Why Intel is so confident that they will gain "process performance leadership by 2025”? It is far behind TSMC and Samsung at present, and 2025 is not that far away. Did it get an endorsement from a superpower, say, NSA?
Intel has lots of money. They are getting the first NA-EUV fabrication machine from ASML. (so probably paying to be at the front of the line). There is no way TSMC or Samsung to bet them to NA-EUV pathfinding. If Intel blows their time on the "wrong" paths then eventually ASML will sell machines to the other two.
I suspect that has a better chance of being. "leading at lower volumes " (which is fine for more than a few Fab clients. Not Apple, but folks with higher priced silicon to sell ). Intel will probably never catch up on EUV fab capacity. But the next generation EUV tech starts out on roughly an even playing field again. That inflection point is an "in" for Intel. ( the previous two Intel CEO bonehead missed the EUV inflection point importance. )
Intel got an "endorsement" from. Qualcomm to put one product (not their entire line up) onto Intel's 20A . There is a chance Qualcomm is placing a bet in case. Samsung "gate all round" doesn't work out and TSMC can't do the volumes Qualcomm expects. In Monday's, Q&A after the presentation Intel mentioned that Qualcomm could be taking a "known" design and doing a shrink to Intel's 20A. So Intel could get a "tick-tock" progression but doesn't have to do both "halves" ( process shrink and new microarchitecture). That should help fab process go faster. If Intel foundry can find a client who wants to be on bleeding edge with a 50-80% smaller die than Intel's mainstream products then they can iterate on fab improvements without waiting around for the CPU package team to finish a large design.
That Intel 20A process could be 100% skipped by the CPU package folks if there is enough outside foundry customers to keep the EUV machines busy on EUV-20A mode. Intel takes all that learning and some very good NA-EUV path finding and applies that to 18A. That could end up largely closing the gap if there are no hiccups.

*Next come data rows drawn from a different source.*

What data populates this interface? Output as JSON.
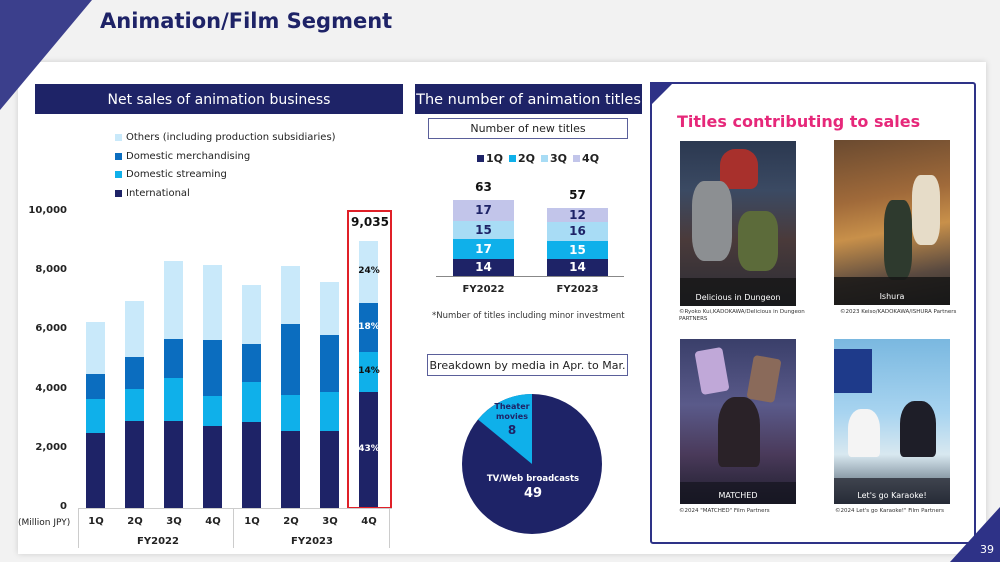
{
  "page": {
    "title": "Animation/Film Segment",
    "page_number": "39"
  },
  "left_panel": {
    "header": "Net sales of animation business",
    "legend": [
      {
        "label": "Others (including production subsidiaries)",
        "color": "#c9e9fa"
      },
      {
        "label": "Domestic merchandising",
        "color": "#0b6dbf"
      },
      {
        "label": "Domestic streaming",
        "color": "#0fb0ea"
      },
      {
        "label": "International",
        "color": "#1e2367"
      }
    ],
    "unit_label": "(Million JPY)",
    "highlight_total": "9,035",
    "highlight_pcts": [
      "24%",
      "18%",
      "14%",
      "43%"
    ],
    "year_groups": [
      "FY2022",
      "FY2023"
    ]
  },
  "middle_panel": {
    "header": "The number of animation titles",
    "subheader": "Number of new titles",
    "legend": [
      {
        "label": "1Q",
        "color": "#1e2367"
      },
      {
        "label": "2Q",
        "color": "#0fb0ea"
      },
      {
        "label": "3Q",
        "color": "#a8dcf5"
      },
      {
        "label": "4Q",
        "color": "#c2c5ea"
      }
    ],
    "footnote": "*Number of titles including minor investment",
    "pie_header": "Breakdown by media in Apr. to Mar.",
    "pie_labels": {
      "theater": "Theater movies",
      "theater_value": "8",
      "tv": "TV/Web broadcasts",
      "tv_value": "49"
    }
  },
  "right_panel": {
    "header": "Titles contributing to sales",
    "header_color": "#e6287a",
    "titles": [
      {
        "name": "Delicious in Dungeon",
        "credit": "©Ryoko Kui,KADOKAWA/Delicious in Dungeon PARTNERS"
      },
      {
        "name": "Ishura",
        "credit": "©2023 Keiso/KADOKAWA/ISHURA Partners"
      },
      {
        "name": "MATCHED",
        "credit": "©2024 \"MATCHED\" Film Partners"
      },
      {
        "name": "Let's go Karaoke!",
        "credit": "©2024 Let's go Karaoke!\" Film Partners"
      }
    ]
  },
  "chart_data": [
    {
      "type": "bar",
      "stacked": true,
      "title": "Net sales of animation business",
      "ylabel": "(Million JPY)",
      "ylim": [
        0,
        10000
      ],
      "yticks": [
        "0",
        "2,000",
        "4,000",
        "6,000",
        "8,000",
        "10,000"
      ],
      "categories": [
        "FY2022 1Q",
        "FY2022 2Q",
        "FY2022 3Q",
        "FY2022 4Q",
        "FY2023 1Q",
        "FY2023 2Q",
        "FY2023 3Q",
        "FY2023 4Q"
      ],
      "series": [
        {
          "name": "International",
          "values": [
            2550,
            2940,
            2940,
            2760,
            2920,
            2590,
            2610,
            3930
          ]
        },
        {
          "name": "Domestic streaming",
          "values": [
            1130,
            1090,
            1440,
            1040,
            1330,
            1230,
            1300,
            1330
          ]
        },
        {
          "name": "Domestic merchandising",
          "values": [
            860,
            1060,
            1340,
            1890,
            1300,
            2380,
            1950,
            1650
          ]
        },
        {
          "name": "Others (including production subsidiaries)",
          "values": [
            1730,
            1900,
            2640,
            2510,
            1970,
            1990,
            1790,
            2125
          ]
        }
      ],
      "totals": [
        6270,
        6990,
        8360,
        8200,
        7520,
        8190,
        7650,
        9035
      ],
      "annotations": {
        "FY2023 4Q": {
          "total": "9,035",
          "shares": {
            "Others": "24%",
            "Domestic merchandising": "18%",
            "Domestic streaming": "14%",
            "International": "43%"
          }
        }
      },
      "legend_position": "top-left",
      "grid": false
    },
    {
      "type": "bar",
      "stacked": true,
      "title": "Number of new titles",
      "categories": [
        "FY2022",
        "FY2023"
      ],
      "series": [
        {
          "name": "1Q",
          "values": [
            14,
            14
          ]
        },
        {
          "name": "2Q",
          "values": [
            17,
            15
          ]
        },
        {
          "name": "3Q",
          "values": [
            15,
            16
          ]
        },
        {
          "name": "4Q",
          "values": [
            17,
            12
          ]
        }
      ],
      "totals": [
        63,
        57
      ],
      "legend_position": "top"
    },
    {
      "type": "pie",
      "title": "Breakdown by media in Apr. to Mar.",
      "categories": [
        "TV/Web broadcasts",
        "Theater movies"
      ],
      "values": [
        49,
        8
      ]
    }
  ]
}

Intel has had several hiccups due to :
1. Only one primary customer (CPU packages) and a couple of "hostages" products ( Altera FGPA and modems made to use the process optimized for the CPUs. ).
2. Throwing out "tick tock" mindset (e.g,. manage the complexity by limiting things change at one time). The original stab at 10nm was trying to do a huge leap in one jump. Changed density , metal mixtures , patterning, and about 4-5 other things all at the same time. A series of yearly process of smaller jumps is simpler to manage the complexity due to less adverse interaction impacts.
3. "Premature optimization is the root of all evil " -- Knuth.
Intel doesn't have to be first on every dimension as soon as possible. They aren't shooting for most dense at any cost. The metric that they mentioned as their new baseline is Perf/watt. That means their wattage consumption may not be as low but if they get a bigger "bang for the buck" performance wise, then they'll take it.
A broader set of customers should help
1. Intel find a customer whose problem fits the fab process they do have working for now. For that customer they are a bleeding edge option.
2. if offer broader set of fab processes not all of them have to take larger leaps or get stuck.
( e.g., vaccine approach in 2020 in USA. Bet on 5 different vacinnes... at least one is a winner. Have to spend more to place more bets , but likelihood that they all loose goes down if try more concurrent options. Intel stop stock buy backs and invest in better fab process they could probably do alot if don't waste that amount of money. All the while 10nm was sucking wind , Intel was buying back billions. Get off of being 'stuck on stupid' and not surprising what can do. )
3. Spread the risk around to a broader set of libraries. Intel also mentions that they were going to try their "backside power deliver" on. Intel 4 or3 in a limited way before it was mainstream on Intel 20A. That again may be either a limited set of customer libraries or a limited subset of an intel design. Work out the kinks at a larger size and then roll it out at a smaller size on a broader scale.
"Make it work and then make it fast". There is not good reason to try all the new fab improvements in all of the libraries at the same time.
It won't be surprising if they end up with a fab process that isn't optimized for mobile products. Or if the fab biz lands a large enough mobile one then one of the alternatives is tweaked that way while the rest of the product line is on another with a different focus. ( If Intel has alternatives I doubt every single alternative will be bleeding edge best for every single market. )
Intel has historically got up and over promised. They may be over promising here too. But there is a difference this time in focus and risk mitigation. There are betting on some new major leaps. That their "gate all around" RibbonFET are more competitive. that they master the backside power delivery (Power Via) . That they work out all the kinks on EUV scale fabrication by the 3nd generation ( introduced at Intel 4 for several layers. More layers added at Intel 3 ) .
I would wager that in part they are pointing to "at risk" , early access to Intel 18A ( where they start up on NA-EUV) where they are talking parity more so than in extremely large scale production. That would be 2024 or so on their timeline. (but volume likely substantively later ).